You also find that it is extremely difficult to project the future for any children to follow. You don’t dare. It would just make the pain that much more intolerable if you next kid wins the autism lottery. The defenses go up, and you put all of your dreams for your child on hold for about 16 months. Once you are given the “all clear”. THEN you start to envision your child’s future.
So how do we, as parents of children on the Autism Spectrum, compensate? How can we fix it? Is there a suitable replacement?
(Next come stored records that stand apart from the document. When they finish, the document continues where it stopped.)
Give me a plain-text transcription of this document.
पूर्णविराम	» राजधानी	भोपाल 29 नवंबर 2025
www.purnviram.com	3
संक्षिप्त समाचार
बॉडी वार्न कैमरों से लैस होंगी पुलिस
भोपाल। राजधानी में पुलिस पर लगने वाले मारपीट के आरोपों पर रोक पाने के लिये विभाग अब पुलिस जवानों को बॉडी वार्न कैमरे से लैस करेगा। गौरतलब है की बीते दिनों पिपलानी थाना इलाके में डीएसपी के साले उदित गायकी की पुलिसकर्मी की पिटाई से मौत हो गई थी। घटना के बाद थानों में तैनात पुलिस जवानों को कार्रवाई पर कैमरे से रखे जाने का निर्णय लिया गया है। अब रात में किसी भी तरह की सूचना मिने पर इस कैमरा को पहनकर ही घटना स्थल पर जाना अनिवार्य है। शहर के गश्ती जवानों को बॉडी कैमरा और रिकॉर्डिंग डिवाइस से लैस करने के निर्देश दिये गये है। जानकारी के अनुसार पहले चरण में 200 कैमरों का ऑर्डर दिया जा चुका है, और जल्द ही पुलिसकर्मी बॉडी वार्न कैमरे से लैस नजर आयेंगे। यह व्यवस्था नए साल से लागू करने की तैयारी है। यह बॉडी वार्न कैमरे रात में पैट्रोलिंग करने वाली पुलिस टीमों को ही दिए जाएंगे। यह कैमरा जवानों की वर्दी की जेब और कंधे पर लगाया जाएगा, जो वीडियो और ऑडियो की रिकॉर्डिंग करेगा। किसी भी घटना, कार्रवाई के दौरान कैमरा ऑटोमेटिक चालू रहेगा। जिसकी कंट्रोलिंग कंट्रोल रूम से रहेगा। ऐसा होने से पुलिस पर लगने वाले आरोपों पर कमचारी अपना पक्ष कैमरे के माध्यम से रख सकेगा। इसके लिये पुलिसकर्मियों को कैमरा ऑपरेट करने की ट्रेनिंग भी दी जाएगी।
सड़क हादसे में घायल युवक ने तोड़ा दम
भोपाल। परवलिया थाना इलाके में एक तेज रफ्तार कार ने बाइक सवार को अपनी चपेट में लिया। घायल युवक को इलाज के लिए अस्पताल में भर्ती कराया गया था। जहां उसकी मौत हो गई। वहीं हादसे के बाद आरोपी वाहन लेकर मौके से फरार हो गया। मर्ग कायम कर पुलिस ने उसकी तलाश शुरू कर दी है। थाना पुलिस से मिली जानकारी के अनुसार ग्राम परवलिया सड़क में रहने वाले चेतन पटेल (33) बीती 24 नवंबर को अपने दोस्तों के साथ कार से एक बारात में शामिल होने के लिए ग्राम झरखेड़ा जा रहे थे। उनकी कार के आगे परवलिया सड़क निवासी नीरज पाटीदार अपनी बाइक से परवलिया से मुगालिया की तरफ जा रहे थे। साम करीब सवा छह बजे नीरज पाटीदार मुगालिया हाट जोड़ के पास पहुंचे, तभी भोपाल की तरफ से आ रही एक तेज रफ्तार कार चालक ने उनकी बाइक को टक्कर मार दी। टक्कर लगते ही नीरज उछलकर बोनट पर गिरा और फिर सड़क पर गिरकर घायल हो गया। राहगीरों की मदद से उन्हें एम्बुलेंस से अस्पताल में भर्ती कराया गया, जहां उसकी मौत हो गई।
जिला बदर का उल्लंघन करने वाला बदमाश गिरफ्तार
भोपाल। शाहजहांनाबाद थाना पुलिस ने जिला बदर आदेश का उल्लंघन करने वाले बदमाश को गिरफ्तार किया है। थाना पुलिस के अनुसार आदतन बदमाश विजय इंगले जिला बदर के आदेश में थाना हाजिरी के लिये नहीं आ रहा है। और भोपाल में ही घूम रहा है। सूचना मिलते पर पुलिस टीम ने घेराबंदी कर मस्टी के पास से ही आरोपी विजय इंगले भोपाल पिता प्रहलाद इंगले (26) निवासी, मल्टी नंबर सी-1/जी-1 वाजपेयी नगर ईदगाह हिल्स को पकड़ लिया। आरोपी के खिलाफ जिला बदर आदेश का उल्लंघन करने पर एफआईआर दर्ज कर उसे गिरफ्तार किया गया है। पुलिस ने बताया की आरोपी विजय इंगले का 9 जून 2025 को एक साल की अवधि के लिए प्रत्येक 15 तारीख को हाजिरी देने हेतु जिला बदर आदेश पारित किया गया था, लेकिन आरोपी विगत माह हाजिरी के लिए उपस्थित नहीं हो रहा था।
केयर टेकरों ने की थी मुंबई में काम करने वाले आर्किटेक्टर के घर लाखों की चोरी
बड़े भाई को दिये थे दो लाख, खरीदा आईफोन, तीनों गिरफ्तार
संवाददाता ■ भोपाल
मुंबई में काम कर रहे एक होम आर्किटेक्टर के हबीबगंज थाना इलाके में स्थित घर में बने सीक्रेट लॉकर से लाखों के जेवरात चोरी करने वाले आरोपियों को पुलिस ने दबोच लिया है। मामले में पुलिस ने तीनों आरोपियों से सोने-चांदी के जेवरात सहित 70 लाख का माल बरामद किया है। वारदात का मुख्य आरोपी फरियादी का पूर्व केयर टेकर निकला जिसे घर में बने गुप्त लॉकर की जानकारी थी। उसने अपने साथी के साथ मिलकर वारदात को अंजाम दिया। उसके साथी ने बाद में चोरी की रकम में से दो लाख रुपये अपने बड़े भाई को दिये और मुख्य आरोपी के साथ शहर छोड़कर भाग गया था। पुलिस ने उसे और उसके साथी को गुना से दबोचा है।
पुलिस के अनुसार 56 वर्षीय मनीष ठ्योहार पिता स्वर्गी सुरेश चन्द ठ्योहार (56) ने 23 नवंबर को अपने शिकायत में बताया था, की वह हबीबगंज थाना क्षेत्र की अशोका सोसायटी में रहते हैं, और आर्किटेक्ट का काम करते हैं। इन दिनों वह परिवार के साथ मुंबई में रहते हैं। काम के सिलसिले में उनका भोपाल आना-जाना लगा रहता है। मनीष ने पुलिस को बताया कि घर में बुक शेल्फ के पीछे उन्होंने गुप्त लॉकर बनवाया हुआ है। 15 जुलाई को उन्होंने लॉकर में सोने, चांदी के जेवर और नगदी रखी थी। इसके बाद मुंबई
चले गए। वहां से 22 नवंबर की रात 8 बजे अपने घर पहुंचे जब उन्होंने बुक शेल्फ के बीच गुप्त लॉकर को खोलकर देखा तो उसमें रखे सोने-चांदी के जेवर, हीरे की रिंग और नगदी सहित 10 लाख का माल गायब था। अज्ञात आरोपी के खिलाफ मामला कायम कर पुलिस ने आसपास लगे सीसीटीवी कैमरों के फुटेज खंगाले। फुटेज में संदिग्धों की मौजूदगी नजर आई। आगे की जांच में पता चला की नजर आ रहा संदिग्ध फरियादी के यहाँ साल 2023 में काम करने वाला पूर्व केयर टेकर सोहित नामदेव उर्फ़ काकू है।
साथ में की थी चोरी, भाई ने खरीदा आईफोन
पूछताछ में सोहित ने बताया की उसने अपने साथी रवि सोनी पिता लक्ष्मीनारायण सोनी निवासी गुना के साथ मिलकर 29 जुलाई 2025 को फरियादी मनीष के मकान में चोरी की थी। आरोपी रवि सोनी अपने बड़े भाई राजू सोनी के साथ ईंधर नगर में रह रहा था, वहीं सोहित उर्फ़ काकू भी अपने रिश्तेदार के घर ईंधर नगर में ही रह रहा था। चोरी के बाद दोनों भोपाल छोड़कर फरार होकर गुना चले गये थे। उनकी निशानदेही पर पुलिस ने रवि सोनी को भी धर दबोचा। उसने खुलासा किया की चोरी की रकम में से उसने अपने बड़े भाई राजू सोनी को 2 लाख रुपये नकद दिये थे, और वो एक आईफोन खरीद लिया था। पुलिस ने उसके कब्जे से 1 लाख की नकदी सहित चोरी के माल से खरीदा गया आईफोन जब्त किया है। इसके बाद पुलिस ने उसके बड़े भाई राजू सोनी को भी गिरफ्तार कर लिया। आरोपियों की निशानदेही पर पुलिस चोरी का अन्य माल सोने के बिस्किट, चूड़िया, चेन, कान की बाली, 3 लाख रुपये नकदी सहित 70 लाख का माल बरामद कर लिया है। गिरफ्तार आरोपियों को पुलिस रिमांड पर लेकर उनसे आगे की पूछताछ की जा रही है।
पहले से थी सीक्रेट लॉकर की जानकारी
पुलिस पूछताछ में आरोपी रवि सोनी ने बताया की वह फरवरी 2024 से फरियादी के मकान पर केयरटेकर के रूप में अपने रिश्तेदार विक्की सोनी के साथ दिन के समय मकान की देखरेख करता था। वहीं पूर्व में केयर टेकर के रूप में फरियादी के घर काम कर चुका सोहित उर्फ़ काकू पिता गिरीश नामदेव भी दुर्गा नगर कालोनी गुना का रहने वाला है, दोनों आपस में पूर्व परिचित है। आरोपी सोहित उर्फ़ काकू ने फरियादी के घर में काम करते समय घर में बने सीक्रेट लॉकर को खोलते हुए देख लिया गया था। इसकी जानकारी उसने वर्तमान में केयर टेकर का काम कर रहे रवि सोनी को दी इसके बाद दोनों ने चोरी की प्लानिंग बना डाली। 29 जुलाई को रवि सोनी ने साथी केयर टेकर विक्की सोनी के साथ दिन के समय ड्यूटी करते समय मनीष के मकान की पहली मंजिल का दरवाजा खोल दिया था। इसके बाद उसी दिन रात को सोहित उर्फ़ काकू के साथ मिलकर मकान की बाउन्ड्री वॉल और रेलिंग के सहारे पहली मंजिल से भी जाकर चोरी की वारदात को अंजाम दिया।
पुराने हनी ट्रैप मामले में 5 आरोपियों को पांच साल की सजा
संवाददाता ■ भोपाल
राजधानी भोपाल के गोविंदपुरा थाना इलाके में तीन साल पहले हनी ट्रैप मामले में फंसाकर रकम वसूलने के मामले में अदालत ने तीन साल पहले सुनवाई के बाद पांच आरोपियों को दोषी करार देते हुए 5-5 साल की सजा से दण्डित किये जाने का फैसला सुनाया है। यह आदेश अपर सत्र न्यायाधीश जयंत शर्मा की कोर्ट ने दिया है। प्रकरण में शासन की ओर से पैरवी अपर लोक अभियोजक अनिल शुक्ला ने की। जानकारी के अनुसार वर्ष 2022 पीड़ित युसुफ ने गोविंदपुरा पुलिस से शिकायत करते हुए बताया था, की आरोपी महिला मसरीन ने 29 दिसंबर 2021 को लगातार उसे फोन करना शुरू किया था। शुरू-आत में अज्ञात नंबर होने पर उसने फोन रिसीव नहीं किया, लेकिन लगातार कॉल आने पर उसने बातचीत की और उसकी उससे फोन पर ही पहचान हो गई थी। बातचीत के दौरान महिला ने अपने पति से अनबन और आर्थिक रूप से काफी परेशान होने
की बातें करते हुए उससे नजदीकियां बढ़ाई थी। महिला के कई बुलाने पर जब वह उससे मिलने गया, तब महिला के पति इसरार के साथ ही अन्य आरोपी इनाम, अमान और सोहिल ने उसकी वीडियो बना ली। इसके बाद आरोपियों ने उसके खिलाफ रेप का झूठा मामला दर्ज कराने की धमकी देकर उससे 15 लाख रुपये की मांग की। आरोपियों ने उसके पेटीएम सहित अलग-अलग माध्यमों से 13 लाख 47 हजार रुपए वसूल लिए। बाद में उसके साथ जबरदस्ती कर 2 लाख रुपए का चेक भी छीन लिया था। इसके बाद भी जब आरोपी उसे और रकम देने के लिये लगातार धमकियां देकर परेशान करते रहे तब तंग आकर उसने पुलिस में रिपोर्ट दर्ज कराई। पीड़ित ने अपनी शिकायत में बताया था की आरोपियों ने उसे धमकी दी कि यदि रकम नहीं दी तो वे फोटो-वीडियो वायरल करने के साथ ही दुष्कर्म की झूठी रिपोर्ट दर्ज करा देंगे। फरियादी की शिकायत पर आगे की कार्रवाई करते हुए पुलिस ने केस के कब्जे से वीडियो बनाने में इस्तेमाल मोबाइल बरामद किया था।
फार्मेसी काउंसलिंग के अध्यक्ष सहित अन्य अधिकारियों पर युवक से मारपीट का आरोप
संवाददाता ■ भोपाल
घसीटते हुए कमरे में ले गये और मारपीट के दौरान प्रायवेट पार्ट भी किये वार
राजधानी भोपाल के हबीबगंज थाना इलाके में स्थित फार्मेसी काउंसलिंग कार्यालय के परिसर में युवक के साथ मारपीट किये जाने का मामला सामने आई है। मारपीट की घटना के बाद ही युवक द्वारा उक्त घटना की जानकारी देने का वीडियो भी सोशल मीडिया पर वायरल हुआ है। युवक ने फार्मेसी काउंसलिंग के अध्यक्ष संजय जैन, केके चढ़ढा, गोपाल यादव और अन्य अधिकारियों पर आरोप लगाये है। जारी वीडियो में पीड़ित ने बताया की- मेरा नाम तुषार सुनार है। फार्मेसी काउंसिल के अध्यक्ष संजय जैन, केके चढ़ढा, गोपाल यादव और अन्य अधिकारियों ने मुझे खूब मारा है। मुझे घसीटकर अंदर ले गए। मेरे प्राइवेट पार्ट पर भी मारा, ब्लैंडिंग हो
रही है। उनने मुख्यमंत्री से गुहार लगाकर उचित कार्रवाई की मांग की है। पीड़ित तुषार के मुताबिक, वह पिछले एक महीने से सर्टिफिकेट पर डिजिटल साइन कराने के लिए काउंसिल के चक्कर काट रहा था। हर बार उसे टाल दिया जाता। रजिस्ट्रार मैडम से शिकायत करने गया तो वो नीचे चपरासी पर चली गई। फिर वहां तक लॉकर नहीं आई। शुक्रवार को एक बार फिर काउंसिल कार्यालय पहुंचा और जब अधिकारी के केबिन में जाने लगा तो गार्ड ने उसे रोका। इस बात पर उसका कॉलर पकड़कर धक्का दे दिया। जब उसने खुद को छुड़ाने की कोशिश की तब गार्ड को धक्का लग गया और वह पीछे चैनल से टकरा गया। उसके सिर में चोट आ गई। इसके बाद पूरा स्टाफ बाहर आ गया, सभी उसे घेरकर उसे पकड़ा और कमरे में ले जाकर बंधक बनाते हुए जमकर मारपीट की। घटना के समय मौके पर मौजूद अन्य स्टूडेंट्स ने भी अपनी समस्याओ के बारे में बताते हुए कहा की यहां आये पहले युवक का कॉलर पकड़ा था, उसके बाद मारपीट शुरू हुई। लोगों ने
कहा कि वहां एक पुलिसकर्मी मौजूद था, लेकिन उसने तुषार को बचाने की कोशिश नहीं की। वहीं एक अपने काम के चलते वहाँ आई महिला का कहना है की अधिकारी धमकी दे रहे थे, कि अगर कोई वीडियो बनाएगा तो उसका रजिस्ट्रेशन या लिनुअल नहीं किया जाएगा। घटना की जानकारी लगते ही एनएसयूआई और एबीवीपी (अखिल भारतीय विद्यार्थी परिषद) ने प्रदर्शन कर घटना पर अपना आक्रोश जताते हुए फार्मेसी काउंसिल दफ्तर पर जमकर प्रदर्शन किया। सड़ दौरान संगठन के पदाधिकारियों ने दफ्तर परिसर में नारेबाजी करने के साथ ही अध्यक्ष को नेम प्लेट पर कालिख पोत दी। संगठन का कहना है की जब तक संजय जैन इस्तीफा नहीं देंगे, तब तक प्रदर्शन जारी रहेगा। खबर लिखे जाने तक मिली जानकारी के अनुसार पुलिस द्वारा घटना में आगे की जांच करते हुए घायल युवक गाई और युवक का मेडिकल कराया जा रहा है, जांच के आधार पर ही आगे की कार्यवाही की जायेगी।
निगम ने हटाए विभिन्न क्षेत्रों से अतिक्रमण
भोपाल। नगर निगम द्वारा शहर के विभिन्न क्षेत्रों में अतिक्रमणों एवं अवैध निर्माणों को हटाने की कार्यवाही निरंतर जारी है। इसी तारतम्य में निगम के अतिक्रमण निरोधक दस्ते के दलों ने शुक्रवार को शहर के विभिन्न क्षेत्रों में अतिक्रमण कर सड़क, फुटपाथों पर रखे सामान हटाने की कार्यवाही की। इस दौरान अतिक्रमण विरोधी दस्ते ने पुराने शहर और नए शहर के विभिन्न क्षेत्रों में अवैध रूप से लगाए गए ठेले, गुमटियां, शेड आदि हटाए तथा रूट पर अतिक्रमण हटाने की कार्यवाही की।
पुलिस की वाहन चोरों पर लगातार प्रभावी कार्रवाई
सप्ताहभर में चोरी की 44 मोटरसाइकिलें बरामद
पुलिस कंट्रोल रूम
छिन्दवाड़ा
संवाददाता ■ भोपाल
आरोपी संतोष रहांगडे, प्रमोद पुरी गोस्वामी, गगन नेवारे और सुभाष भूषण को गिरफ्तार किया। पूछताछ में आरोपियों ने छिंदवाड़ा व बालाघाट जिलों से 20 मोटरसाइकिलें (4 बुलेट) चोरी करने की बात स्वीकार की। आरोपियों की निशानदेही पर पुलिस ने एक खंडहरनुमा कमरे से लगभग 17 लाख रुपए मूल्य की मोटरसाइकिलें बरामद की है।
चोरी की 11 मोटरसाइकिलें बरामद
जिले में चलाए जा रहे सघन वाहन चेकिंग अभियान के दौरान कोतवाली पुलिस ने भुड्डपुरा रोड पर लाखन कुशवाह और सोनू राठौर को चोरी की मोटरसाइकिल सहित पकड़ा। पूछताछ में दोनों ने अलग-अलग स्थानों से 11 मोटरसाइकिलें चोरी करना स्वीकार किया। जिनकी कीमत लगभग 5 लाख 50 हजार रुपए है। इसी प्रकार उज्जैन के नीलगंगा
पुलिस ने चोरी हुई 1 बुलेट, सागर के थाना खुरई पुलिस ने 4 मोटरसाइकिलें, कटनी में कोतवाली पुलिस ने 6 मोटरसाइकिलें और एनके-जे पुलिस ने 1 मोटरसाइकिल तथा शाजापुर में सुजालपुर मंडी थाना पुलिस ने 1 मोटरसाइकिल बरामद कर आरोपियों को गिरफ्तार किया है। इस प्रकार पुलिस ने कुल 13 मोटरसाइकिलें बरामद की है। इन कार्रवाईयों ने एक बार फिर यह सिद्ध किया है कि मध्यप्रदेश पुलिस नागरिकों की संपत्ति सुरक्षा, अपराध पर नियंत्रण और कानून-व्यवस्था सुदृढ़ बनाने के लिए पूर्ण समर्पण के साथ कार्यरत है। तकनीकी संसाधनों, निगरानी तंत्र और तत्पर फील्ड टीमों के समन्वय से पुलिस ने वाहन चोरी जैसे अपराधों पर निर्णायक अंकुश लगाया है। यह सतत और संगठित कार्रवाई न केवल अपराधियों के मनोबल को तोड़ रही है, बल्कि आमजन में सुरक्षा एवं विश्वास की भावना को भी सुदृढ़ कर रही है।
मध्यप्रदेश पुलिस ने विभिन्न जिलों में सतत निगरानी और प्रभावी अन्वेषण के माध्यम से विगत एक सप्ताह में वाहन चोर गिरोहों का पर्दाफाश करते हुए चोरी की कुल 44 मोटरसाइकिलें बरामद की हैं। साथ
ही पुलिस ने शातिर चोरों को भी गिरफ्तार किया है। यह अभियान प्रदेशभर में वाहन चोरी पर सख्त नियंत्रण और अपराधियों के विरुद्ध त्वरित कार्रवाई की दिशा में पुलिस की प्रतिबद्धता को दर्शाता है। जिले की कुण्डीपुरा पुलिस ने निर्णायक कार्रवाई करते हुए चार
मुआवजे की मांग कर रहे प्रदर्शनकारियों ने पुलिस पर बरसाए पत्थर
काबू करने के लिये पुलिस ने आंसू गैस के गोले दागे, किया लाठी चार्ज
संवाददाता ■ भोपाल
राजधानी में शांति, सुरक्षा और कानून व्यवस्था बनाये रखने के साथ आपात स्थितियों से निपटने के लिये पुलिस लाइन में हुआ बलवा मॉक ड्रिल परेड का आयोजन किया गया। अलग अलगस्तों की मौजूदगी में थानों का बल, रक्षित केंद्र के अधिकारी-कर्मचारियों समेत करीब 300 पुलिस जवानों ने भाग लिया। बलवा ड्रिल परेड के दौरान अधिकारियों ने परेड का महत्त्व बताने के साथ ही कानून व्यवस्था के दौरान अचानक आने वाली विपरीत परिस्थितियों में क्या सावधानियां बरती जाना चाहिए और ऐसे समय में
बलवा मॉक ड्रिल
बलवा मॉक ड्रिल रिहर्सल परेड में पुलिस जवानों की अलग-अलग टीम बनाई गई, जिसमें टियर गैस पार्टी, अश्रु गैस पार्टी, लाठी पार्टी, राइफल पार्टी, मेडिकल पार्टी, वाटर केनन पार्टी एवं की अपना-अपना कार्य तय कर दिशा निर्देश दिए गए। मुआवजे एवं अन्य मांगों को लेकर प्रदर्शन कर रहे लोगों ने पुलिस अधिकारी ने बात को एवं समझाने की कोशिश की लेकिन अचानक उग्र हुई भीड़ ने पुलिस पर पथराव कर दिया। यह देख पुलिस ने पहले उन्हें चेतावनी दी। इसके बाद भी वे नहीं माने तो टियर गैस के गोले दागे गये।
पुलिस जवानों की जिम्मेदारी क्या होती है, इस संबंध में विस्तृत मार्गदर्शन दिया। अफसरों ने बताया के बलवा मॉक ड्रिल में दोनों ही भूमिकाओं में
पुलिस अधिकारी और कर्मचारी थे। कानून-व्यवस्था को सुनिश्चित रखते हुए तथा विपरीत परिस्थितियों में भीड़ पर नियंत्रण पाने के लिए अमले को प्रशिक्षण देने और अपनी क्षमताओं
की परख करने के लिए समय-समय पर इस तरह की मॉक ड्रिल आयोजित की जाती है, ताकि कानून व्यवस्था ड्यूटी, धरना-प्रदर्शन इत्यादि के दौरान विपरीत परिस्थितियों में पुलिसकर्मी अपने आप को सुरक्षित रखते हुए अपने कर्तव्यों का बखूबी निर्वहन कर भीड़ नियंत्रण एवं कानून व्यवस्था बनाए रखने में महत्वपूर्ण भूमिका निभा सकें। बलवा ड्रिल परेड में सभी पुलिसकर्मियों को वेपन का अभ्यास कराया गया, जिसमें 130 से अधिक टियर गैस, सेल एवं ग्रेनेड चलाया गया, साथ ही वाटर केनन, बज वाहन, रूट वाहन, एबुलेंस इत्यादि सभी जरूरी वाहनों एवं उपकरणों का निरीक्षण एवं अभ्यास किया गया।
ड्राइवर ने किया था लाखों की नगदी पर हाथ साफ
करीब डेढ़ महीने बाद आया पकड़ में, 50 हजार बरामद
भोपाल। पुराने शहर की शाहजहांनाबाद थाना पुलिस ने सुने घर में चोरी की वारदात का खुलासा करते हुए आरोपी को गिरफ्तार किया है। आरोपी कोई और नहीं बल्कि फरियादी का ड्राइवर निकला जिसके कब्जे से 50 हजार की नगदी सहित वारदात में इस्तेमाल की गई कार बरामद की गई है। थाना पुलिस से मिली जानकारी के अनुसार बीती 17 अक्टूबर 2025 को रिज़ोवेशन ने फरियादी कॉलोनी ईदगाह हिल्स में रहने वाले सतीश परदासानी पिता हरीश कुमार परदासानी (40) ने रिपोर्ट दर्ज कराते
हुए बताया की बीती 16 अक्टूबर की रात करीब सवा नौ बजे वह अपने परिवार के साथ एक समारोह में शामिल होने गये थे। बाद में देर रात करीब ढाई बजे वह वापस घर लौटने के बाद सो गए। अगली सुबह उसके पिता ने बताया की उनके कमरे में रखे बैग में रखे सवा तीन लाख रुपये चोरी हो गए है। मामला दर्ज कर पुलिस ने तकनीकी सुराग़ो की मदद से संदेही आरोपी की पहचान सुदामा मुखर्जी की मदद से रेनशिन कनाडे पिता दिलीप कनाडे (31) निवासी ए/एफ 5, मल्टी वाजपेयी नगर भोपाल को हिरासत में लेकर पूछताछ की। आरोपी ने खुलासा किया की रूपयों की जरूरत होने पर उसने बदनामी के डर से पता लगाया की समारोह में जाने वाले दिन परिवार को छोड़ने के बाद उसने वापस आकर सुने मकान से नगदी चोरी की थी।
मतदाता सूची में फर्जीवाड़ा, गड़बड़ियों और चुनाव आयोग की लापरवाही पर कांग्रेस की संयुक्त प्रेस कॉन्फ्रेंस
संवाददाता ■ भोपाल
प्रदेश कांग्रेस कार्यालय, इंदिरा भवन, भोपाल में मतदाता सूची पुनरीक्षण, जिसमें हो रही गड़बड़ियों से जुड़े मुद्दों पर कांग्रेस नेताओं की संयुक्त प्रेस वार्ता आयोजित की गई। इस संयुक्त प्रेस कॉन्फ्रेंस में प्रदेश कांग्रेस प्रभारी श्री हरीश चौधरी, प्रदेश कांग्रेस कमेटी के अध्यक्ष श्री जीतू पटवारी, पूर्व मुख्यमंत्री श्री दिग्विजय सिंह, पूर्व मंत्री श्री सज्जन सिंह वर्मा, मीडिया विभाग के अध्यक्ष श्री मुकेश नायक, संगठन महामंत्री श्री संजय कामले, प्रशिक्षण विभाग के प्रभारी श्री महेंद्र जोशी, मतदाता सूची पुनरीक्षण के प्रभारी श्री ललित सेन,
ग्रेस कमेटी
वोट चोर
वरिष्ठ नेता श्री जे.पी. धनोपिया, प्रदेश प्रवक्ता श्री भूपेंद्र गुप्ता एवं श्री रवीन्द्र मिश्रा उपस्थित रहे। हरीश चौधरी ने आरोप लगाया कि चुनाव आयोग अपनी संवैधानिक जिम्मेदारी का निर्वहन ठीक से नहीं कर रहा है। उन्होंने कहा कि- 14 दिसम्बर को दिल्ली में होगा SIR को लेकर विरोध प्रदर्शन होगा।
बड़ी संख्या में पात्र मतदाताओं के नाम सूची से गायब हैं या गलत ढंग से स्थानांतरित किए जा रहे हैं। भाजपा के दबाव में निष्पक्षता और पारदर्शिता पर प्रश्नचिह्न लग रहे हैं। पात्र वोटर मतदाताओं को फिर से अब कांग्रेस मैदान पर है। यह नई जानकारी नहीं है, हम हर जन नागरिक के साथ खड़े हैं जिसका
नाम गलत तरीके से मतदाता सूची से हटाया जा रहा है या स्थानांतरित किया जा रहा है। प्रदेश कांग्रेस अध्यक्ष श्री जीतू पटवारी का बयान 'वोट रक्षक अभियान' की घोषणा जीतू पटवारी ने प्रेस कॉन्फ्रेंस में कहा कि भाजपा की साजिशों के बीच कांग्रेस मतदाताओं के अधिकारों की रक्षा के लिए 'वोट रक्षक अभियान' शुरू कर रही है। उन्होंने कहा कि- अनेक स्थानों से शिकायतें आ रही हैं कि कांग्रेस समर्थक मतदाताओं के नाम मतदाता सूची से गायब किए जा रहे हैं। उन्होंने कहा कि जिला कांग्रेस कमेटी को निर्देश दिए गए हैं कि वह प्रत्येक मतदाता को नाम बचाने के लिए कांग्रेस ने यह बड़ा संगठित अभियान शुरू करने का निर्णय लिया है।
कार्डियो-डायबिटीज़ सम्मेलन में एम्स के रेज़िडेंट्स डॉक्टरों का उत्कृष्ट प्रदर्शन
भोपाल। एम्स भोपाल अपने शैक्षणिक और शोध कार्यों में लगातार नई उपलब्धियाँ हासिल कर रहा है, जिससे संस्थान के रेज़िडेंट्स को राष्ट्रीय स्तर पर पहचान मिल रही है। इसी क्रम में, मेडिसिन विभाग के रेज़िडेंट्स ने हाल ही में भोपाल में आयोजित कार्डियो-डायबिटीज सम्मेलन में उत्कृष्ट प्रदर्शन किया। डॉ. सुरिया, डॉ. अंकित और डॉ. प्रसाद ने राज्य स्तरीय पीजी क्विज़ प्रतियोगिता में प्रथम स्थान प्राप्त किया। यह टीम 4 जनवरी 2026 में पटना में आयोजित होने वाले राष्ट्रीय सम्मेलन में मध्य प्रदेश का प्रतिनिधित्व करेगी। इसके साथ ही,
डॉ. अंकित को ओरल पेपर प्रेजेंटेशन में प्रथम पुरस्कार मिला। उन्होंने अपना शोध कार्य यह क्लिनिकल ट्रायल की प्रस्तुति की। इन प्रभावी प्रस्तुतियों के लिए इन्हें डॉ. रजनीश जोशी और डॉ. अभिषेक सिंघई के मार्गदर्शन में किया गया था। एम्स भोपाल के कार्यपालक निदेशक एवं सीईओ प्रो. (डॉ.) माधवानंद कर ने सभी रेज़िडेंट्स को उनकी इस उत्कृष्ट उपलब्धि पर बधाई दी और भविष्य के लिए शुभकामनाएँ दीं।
I am afraid that it all comes with the territory. There are certain things, no matter how we try to spin it, that just can’t happen for the parents of children with ASD, but even though we have to carry this burden (among many others specific to parents of the autistic) there is a silver lining. I have learned an amazing thing through this struggle that no 12 step program or self-help tape, could ever teach me quite so effectively… live in the now. Take each day as it comes and chant the old “One day at a time” mantra. It sounds cliché, but I do think that a change in our mindset to focus on the now is paramount. Live in “THESE moments” instead of “THOSE moments”.
Each day my son advances and develops his personality, and I struggle to keep “THOSE moments” at bay. I fail often, but not so often that I can’t enjoy my son. He will be what he will be and there isn’t much I can do about that. In the meantime I will keep trying to focus on “THESE moments”. They are a lot of fun and extremely fulfilling.